なぜ青森山田高の“守護神”鈴木将永はPK戦で2発を止めることができたのか…背景にあった異色のルーティン…8日に近江と決勝
PK戦突入を告げる主審のホイッスルが鳴り響いた瞬間、青森山田の正木昌宣監督(42)は勝利を確信したという。理由は言うまでもなく鈴木の存在に集約される。
「1年生のころから真面目に、コツコツと努力する姿を見てきました。誰よりも早く練習に出てくるだけでなく、全体練習後もキーパーコーチと居残っている。最終学年になってからはPKストップだけでなく、試合中のビッグセーブを含めてチームを勝利に導くプレーも多かった。われわれだけでなく選手たちからも信頼されている絶対的な守護神なので」
チームを救うビッグセーブが飛び出したのは後半40分だった。
直前に同点ゴールを決めていたFW久保原心優(2年)が縦パスに反応。巧みな胸トラップから青森山田のゴール前へ抜け出し、至近距離から左足を振り抜いた直後だった。ギリギリまで動かなかった鈴木は腰をしっかりと落としてシュートコースを狭め、その上で強烈な一撃を左の太もも部分に当ててコーナーキックに逃れた。

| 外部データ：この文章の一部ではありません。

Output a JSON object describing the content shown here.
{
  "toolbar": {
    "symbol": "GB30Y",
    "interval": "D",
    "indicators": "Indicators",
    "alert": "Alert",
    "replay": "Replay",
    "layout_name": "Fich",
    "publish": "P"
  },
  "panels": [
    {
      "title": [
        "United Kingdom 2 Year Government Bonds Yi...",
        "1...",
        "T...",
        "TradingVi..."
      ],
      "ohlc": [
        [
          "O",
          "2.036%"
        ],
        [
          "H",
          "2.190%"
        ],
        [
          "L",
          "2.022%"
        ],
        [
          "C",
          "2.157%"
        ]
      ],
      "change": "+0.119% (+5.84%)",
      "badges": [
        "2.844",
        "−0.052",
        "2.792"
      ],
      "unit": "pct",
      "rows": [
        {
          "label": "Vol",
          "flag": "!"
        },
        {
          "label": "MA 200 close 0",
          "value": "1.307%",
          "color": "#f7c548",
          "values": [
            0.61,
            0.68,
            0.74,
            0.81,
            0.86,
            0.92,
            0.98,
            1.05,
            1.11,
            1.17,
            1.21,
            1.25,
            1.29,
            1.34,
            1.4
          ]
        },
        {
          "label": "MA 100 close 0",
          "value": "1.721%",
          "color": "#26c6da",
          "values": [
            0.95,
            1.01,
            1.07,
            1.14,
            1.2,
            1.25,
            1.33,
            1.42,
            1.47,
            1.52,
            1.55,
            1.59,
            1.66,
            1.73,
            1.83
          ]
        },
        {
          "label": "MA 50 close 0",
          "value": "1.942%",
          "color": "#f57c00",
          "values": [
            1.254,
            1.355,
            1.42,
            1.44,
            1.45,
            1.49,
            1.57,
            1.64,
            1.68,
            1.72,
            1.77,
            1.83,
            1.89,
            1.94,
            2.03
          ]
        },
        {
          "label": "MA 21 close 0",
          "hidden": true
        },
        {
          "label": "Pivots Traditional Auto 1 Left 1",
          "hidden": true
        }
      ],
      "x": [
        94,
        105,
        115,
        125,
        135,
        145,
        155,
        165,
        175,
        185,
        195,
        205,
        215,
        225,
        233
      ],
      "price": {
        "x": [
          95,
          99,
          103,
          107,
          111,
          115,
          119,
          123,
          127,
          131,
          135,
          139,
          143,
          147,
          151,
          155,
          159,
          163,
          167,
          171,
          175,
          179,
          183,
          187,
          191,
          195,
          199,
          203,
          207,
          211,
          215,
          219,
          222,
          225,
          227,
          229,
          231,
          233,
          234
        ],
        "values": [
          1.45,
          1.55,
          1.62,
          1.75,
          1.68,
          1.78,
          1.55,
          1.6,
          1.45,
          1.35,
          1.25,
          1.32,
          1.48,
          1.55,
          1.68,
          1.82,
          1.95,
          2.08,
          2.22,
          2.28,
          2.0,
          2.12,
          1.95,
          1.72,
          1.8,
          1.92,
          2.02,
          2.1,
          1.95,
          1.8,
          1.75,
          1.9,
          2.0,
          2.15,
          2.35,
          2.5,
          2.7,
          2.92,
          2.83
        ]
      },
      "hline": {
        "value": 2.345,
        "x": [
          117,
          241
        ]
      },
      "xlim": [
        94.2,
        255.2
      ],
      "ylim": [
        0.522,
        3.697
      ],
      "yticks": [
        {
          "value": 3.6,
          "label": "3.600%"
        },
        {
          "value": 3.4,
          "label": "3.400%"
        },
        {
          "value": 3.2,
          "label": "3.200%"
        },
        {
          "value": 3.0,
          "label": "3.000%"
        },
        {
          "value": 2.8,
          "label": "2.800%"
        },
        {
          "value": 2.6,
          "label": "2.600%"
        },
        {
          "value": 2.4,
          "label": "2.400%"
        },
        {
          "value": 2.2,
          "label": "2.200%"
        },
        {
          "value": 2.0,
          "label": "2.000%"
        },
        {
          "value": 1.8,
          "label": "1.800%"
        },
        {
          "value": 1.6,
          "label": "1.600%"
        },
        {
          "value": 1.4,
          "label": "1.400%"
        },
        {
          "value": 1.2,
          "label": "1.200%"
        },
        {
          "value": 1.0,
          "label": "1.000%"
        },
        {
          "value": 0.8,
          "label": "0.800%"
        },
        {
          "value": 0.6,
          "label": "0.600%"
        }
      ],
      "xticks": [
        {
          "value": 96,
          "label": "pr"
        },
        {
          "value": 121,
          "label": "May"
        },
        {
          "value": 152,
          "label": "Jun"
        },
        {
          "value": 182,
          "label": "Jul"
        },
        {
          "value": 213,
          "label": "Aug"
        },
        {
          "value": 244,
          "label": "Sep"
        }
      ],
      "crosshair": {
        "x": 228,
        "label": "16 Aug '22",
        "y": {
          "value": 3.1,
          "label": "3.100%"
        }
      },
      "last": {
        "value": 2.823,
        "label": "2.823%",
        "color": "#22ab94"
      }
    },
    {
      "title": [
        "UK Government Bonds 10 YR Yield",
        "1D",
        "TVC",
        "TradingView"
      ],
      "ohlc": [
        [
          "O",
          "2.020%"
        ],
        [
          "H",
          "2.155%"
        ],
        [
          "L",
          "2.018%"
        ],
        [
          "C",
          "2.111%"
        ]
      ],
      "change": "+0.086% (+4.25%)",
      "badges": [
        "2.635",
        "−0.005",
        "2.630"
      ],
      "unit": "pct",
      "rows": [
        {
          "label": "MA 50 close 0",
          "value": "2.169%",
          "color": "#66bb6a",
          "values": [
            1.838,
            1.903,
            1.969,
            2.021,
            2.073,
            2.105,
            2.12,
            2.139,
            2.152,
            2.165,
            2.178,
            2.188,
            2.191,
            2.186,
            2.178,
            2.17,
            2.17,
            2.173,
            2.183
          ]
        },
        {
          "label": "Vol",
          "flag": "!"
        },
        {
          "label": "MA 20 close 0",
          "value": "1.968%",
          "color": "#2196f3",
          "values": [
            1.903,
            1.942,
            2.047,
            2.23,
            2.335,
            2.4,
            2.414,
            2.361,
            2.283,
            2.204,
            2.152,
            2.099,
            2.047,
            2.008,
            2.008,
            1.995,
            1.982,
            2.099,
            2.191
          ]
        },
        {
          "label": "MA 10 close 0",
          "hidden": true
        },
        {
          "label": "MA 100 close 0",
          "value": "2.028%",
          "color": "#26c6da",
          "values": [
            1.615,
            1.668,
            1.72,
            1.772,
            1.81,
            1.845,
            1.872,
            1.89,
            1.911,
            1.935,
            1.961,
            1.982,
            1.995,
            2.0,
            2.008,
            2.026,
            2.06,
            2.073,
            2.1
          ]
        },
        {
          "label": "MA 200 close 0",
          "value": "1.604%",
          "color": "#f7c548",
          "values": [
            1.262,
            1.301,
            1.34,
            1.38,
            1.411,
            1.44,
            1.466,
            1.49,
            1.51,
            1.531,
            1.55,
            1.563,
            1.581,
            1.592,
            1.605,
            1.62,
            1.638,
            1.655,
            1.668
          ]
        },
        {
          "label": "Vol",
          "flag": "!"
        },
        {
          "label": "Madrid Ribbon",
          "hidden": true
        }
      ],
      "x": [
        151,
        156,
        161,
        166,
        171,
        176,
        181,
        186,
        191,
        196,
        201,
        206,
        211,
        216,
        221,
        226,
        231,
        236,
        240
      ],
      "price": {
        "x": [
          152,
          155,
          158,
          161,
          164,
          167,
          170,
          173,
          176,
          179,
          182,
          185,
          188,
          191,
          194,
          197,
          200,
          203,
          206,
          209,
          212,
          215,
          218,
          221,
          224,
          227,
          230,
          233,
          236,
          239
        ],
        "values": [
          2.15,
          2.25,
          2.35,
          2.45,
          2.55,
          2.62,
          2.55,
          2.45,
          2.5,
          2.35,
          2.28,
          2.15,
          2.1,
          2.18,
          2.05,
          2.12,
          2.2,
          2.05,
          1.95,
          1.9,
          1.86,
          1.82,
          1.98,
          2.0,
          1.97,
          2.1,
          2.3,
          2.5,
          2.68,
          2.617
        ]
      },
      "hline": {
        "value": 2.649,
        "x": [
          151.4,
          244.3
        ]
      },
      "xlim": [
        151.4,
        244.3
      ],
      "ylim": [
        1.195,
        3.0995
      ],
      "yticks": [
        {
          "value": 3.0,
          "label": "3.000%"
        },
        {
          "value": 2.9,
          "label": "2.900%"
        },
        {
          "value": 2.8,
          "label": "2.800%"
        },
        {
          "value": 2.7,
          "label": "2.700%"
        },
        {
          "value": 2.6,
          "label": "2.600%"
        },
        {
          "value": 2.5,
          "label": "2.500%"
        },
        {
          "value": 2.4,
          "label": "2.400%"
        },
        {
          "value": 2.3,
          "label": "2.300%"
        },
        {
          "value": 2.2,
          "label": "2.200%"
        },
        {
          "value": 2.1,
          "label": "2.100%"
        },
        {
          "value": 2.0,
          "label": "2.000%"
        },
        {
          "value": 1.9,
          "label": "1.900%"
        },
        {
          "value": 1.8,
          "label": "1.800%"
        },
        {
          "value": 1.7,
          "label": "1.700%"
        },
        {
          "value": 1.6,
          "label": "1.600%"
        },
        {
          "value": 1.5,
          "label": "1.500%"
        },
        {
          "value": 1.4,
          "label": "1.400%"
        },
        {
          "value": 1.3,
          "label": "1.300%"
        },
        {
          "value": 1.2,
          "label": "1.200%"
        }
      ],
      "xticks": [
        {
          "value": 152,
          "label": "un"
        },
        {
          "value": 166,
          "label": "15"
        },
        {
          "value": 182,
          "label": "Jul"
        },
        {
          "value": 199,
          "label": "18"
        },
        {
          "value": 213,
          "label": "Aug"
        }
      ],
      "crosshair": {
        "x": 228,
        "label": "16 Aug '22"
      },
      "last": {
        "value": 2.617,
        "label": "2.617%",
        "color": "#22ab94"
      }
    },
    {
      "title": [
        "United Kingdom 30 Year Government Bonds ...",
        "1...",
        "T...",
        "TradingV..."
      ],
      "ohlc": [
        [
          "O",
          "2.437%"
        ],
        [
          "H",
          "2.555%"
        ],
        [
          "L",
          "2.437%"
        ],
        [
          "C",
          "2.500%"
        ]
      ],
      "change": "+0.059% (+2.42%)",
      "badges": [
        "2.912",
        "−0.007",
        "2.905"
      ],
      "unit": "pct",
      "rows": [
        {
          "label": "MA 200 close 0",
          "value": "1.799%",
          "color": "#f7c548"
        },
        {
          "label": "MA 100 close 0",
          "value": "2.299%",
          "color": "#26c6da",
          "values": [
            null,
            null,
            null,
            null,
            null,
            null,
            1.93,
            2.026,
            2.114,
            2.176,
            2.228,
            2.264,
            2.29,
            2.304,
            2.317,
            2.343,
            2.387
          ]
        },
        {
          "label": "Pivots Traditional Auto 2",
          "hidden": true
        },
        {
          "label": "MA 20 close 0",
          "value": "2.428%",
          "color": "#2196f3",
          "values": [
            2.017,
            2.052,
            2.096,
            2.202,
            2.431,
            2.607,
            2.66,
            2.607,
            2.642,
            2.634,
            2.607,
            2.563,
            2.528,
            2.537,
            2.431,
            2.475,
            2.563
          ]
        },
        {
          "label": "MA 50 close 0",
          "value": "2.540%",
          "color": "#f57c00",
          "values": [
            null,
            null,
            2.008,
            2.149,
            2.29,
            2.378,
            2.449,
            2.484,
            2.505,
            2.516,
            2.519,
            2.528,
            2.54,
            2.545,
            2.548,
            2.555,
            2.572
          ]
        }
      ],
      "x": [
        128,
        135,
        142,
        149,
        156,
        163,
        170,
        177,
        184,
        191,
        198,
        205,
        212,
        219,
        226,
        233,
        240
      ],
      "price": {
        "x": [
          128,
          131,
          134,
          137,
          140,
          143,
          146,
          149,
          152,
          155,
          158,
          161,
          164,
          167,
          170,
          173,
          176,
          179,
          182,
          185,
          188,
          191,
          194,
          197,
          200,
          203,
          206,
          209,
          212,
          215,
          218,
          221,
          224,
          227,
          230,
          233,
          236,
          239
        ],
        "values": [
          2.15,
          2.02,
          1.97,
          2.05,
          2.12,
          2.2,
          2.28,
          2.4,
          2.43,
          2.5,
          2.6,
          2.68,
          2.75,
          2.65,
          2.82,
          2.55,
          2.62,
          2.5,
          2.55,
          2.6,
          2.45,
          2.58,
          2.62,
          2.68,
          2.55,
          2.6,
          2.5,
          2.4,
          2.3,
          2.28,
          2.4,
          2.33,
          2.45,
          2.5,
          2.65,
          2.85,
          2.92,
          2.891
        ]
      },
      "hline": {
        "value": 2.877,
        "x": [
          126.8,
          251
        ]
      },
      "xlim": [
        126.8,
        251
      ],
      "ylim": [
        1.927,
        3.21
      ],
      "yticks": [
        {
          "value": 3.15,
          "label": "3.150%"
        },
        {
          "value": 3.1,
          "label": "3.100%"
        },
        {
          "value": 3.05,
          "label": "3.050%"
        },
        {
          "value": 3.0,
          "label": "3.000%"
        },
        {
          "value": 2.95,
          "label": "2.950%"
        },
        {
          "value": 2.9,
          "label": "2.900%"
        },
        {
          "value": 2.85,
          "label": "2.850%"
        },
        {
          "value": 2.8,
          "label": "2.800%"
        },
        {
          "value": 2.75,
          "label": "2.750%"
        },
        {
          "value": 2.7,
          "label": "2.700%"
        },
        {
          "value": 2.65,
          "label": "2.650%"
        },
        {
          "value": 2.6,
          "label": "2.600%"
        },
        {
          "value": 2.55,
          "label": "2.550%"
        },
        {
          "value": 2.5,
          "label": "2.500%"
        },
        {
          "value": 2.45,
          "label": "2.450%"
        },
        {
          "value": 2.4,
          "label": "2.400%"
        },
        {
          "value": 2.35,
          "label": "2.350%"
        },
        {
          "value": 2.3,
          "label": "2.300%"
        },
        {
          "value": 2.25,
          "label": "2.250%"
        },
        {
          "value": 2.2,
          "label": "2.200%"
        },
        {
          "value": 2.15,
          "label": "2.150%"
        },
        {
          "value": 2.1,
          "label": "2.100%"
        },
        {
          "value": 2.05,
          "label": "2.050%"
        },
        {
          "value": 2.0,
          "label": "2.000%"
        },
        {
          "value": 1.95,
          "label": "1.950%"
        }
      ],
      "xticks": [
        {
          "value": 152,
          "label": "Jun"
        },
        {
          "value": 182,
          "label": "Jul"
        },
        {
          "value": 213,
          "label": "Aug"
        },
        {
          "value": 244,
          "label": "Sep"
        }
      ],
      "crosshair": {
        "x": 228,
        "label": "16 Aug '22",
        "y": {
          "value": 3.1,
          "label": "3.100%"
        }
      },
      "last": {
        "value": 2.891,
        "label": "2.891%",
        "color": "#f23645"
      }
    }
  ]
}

久保原に天を仰がせ、悔しがらせたシーンを鈴木はこう振り返る。
「失点はしましたけど、PK戦になれば自分は自信がありましたし、そうした状況で焦らずに、しっかりと状況を見ながら判断できたと思っています」
8日に再び国立競技場で行われる決勝の相手は、3度目の出場で快進撃を続け、準決勝第2試合では堀越(東京A)に3-1で快勝した近江に決まった。2大会ぶり4度目、正木体制下では初めてとなる選手権制覇へ向けて鈴木はこんな言葉を残している。
「ゴールキーパーの出番が少ないのが、一番いい勝ち方だと思っています。自分がこうしたい、といった欲を出すのではなくて、チームとしてやるべきプレーを徹底しながら、そのなかで(出番が)いつ来てもいいような準備をしたい」
卒業後は東海大に進学して、サッカーを続けていく青写真を描いている。シュートストップに楽しさを覚えた小学生年代から魅せられ、体の急激な成長とともにスケールを増してきたゴールキーパー人生における一世一代の大勝負を、鈴木は自然体で待っている。